Feb 18 (W)	3D data + student presentations	Matt Deitke + Students	Slides 1, 2, 3, 4
Feb 23 (M)	Training data for AI in biology	Cade Gordon & Jonah Kallenbach	Slides 1, 2 (HTML)
Feb 25 (W)	Synthetic data	Zitong Yang	Slides
Mar 2 (M)	Privacy and data poisoning	Nicholas Carlini	Slides
Mar 4 (W)	Data mixing + synthetic data	Mayee Chen + Students	Slides 1, 2, 3, 4
Mar 9 (M)	Limits of data scaling & token-level filtering	Suhas Kotha + Students	Slides 1, 2, 3
Mar 11 (W)	Project presentations	Students

Lecture Details

Lecture 1: Introduction, course logistics, ImageNet (Jan 5) Slides

We have a close look at the ImageNet dataset due to its central role in the recent development of AI. Studying generalization in the context of ImageNet will also illustrate how data is key for training reliable models. Specifically we look at - How and why [Fei-Fei Li](https://profiles.stanford.edu/fei-fei-li) and her team built ImageNet. - The AlexNet breakthrough on ImageNet and its impact on computer vision and AI. - What we can learn from benchmarks like ImageNet, in particular whether they are reliable indicators of progress or suffer from overfitting. ## Papers The original ImageNet papers: - [ImageNet: A Large-Scale Hierarchical Image Database](https://www.image-net.org/static_files/papers/imagenet_cvpr09.pdf) - [ImageNet Large Scale Visual Recognition Challenge](https://arxiv.org/abs/1409.0575) The AlexNet paper made a lot of progress on ImageNet and led to a resurgence of deep learning: - [ImageNet Classification with Deep Convolutional Neural Networks](https://proceedings.neurips.cc/paper_files/paper/2012/file/c399862d3b9d6b76c8436e924a68c45b-Paper.pdf) The ImageNetV2 reproduction of ImageNet to test for overfitting: - [Do ImageNet Classifiers Generalize to ImageNet?](https://arxiv.org/abs/1902.10811)

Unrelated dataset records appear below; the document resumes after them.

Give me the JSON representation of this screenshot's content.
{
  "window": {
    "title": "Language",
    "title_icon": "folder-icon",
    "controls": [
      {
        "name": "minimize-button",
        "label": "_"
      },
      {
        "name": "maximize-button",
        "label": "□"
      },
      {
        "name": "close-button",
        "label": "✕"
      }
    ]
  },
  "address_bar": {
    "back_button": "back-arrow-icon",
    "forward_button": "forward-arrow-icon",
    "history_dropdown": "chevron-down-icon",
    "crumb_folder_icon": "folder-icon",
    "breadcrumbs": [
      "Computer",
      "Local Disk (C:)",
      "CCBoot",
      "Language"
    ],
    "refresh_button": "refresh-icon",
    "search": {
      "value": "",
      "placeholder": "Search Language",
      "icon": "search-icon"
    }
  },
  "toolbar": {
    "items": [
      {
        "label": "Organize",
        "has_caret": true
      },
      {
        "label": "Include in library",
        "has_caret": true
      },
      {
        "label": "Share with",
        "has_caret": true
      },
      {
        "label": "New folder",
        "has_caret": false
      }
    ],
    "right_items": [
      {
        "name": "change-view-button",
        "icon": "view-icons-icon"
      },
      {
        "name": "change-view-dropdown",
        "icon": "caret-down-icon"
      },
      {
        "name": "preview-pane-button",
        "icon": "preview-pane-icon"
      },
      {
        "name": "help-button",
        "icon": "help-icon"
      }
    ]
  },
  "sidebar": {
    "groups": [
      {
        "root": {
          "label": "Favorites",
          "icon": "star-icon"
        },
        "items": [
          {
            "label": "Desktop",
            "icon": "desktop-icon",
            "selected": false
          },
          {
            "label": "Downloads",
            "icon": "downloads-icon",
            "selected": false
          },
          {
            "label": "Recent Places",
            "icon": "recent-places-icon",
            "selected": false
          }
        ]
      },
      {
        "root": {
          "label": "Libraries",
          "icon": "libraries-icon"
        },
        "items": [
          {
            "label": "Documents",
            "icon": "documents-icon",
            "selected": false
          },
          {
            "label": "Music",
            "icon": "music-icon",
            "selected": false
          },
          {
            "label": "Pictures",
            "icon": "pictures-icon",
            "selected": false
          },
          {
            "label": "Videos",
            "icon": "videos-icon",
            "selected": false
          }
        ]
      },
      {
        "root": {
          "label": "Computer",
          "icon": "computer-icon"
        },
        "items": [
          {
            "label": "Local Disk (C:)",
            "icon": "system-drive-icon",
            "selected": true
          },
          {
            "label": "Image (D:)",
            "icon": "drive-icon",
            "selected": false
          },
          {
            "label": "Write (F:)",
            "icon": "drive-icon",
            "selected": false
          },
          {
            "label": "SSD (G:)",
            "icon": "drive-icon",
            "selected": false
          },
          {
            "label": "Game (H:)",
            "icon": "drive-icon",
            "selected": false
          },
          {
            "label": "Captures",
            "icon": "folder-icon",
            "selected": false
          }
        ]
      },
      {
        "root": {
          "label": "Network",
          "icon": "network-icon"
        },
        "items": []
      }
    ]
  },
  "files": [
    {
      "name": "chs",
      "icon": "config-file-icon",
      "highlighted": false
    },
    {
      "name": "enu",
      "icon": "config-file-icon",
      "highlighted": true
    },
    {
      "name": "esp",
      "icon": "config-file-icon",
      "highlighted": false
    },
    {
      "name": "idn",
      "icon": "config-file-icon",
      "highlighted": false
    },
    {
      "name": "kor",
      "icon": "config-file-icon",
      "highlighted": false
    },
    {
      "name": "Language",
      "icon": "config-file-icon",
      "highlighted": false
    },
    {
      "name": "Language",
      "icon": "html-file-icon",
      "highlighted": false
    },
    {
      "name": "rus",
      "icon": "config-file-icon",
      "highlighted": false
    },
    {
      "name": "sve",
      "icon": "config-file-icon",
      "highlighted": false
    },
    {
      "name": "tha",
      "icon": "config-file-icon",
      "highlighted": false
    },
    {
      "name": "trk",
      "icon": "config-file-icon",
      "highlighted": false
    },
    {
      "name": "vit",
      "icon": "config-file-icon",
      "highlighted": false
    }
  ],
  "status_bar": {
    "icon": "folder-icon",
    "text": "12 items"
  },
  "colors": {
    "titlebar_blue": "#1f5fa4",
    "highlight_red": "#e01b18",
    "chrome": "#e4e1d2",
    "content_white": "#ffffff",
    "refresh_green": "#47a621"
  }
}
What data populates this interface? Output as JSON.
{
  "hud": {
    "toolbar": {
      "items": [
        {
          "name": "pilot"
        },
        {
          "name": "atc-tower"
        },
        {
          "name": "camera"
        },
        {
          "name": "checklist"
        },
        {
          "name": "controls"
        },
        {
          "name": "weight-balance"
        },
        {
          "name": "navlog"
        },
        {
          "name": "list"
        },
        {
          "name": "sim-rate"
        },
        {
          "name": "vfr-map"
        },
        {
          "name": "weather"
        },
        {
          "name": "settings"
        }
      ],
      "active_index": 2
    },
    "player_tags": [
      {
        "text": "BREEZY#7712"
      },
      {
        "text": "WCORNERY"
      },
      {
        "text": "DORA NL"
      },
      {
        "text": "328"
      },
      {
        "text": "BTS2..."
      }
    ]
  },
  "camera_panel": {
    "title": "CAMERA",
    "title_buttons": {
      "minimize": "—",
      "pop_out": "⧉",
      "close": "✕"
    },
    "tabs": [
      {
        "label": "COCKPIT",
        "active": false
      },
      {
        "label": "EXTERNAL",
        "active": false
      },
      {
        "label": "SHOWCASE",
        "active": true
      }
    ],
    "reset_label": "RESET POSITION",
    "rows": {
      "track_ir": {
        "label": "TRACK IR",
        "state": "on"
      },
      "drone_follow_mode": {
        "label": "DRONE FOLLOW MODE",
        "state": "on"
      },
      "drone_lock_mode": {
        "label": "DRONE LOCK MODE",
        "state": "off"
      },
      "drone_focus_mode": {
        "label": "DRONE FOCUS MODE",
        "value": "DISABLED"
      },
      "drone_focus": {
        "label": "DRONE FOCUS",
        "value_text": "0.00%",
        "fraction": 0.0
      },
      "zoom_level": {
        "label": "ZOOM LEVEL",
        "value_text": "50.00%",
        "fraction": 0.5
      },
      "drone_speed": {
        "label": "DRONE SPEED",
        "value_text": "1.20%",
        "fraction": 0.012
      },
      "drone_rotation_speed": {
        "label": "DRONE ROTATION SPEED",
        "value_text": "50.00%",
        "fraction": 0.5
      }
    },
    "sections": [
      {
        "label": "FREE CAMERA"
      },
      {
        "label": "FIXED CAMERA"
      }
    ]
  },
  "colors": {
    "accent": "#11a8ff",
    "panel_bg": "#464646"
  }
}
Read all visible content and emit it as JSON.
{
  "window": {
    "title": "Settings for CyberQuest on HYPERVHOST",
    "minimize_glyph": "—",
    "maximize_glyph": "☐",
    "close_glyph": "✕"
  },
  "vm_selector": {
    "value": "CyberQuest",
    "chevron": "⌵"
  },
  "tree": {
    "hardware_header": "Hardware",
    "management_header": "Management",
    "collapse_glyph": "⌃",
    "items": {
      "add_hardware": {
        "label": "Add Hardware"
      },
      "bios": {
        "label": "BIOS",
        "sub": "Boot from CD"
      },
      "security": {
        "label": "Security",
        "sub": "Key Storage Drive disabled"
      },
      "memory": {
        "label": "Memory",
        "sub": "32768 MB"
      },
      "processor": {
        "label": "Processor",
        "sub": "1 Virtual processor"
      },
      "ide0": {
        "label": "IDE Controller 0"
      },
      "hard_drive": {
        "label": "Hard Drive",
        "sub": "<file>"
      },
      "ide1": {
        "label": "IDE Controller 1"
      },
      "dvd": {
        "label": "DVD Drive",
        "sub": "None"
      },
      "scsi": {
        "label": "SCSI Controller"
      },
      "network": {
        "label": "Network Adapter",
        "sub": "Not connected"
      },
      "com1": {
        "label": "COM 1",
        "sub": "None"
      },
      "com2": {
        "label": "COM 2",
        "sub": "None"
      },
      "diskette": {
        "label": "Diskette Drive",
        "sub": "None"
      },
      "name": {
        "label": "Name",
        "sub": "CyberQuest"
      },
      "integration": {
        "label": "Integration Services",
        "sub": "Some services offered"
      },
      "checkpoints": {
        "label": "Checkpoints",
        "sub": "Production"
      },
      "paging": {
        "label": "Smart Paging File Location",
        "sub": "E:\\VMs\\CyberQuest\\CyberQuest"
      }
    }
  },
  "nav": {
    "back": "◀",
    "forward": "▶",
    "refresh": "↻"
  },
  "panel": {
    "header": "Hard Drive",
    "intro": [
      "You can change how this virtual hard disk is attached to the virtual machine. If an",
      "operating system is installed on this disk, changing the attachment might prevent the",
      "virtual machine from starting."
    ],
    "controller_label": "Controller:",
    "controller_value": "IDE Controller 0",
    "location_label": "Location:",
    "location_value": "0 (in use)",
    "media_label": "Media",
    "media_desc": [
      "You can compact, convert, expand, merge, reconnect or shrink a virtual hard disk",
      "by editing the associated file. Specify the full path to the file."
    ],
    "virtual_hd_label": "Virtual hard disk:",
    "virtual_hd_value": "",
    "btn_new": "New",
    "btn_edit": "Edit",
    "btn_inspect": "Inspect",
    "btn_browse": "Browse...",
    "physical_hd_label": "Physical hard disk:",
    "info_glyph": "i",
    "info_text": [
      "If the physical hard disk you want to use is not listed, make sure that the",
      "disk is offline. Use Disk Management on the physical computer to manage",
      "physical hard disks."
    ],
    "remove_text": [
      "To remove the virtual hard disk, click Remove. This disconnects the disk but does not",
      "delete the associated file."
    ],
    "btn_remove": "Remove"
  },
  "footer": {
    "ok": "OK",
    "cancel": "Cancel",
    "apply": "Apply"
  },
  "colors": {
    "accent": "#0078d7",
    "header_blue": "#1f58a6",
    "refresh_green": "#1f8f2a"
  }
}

Lecture 2: Reliable generalization from training data (Jan 7) Slides

We continue our discussion of the ImageNetV2 experiment mentioned in Lecture 1. We find that the cause of the accuracy drop from ImageNet to ImageNetV2 is due to distribution shift, not overfitting from test set re-use. Other distribution shift benchmarks such as ObjectNet, ImageNet-Sketch, and ImageNet-R also showed that ImageNet models struggled to generalize reliably under distribution shift. The CLIP model from OpenAI was a big step forward in terms of reliable generalization on ImageNet and related benchmarks. The cause for CLIP's robustness is its improved training data. In contrast, earlier approaches based on modifying model architecture or training algorithm failed to achieve meaningful robustness gains on the same benchmarks where CLIP succeeded. This highlights the key role data plays in enabling reliable generalization. The above results focus on ImageNet as a "model organism". Later work has shown that similar phenomena often also hold for other datasets and learning problems. ## Papers The large robustness investigation center on ImageNet comes from the following paper: - [Measuring Robustness to Natural Distribution Shifts in Image Classification](https://arxiv.org/abs/2007.00644) CLIP made large progress in the aforementioned framework for evaluating reliable generalization: - [Learning Transferable Visual Models From Natural Language Supervision](https://arxiv.org/abs/2103.00020) Training data is key to CLIP's reliable generalization behavior: - [Data Determines Distributional Robustness in Contrastive Language Image Pre-training (CLIP)](https://arxiv.org/abs/2205.01397)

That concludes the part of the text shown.